Pension Protection Fund appoints seven farmland and timberland managers

Responsible and sustainable investment a criteria for selection

The Pension Protection Fund, the UK’s £12bn (€14.8bn) pensions lifeboat scheme, has appointed seven farmland and timberland fund managers.
They are: Brookfield Asset Management; Dasos Capital; GMO Renewable Resources; Hancock Timber Resource Group; Macquarie; New Forests Pty; and Stafford Timberland.
Some managers will be funded immediately while others are appointed for deferred investment. They were appointed for four years, with the flexibility for two extensions of up to two years.
“Investing in farm and timberland will complement our existing alternative investment portfolio, allow us to diversify our investments more widely and make our portfolio more resilient,” said the PPF’s Executive Director for Financial Risk, Martin Clarke.The PPF had said it was looking to hire a panel of managers to run farmland and timberland “responsibly and sustainably” in February this year.

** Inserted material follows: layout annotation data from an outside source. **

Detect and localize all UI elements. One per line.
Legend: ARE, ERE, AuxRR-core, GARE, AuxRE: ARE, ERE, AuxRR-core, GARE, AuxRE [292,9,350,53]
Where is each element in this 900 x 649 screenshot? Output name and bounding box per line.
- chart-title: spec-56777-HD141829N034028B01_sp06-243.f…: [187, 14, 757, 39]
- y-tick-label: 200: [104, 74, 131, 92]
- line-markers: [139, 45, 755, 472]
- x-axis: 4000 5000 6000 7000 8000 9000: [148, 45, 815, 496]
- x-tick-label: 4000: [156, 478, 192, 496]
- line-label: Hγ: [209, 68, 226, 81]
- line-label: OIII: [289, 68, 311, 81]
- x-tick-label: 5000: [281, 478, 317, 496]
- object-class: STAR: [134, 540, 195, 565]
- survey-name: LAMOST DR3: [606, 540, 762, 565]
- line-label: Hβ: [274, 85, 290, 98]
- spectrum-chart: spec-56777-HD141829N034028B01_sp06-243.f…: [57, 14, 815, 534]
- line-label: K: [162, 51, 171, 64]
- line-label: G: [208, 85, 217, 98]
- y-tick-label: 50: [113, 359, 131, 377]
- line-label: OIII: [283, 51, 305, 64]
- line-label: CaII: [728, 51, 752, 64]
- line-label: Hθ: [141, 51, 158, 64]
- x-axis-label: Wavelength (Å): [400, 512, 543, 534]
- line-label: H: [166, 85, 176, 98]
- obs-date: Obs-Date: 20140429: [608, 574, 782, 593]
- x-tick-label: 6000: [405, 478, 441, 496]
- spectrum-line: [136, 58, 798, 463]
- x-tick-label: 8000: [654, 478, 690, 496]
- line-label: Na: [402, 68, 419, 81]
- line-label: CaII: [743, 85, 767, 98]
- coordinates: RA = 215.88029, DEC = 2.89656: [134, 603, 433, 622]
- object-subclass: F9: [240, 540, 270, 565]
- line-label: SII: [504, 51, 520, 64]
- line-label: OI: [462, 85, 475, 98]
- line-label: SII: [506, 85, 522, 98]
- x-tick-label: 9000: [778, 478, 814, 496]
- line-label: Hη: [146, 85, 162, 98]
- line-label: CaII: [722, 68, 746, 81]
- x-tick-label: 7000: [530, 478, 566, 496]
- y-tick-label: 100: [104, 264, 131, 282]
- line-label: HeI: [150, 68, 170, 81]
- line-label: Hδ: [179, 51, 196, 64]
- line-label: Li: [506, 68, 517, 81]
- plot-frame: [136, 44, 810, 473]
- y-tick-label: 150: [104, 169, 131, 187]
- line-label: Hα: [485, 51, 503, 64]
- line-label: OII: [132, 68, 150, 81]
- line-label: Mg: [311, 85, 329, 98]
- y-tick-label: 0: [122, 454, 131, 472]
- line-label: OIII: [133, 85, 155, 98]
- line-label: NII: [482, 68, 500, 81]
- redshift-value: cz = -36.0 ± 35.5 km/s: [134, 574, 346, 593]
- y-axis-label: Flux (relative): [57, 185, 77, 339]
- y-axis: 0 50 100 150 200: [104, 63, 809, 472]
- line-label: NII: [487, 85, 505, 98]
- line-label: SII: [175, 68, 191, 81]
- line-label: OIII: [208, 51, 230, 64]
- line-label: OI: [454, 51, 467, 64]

Candidate firms’ approach to responsible and sustainable investment was one of nine criteria for selection.
The fund’s size now means it can take advantage of a broader range of investment opportunities, he added.
The new investments would allow it to diversify its investments and them ”more resilient”. The approach will be to invest conservatively.
The proportion of PPF assets allocated to farm and timberland will vary over time and depend on opportunities.
Last month the PPF named Hermes Equity Ownership Services (EOS) as its new voting and engagement advisor.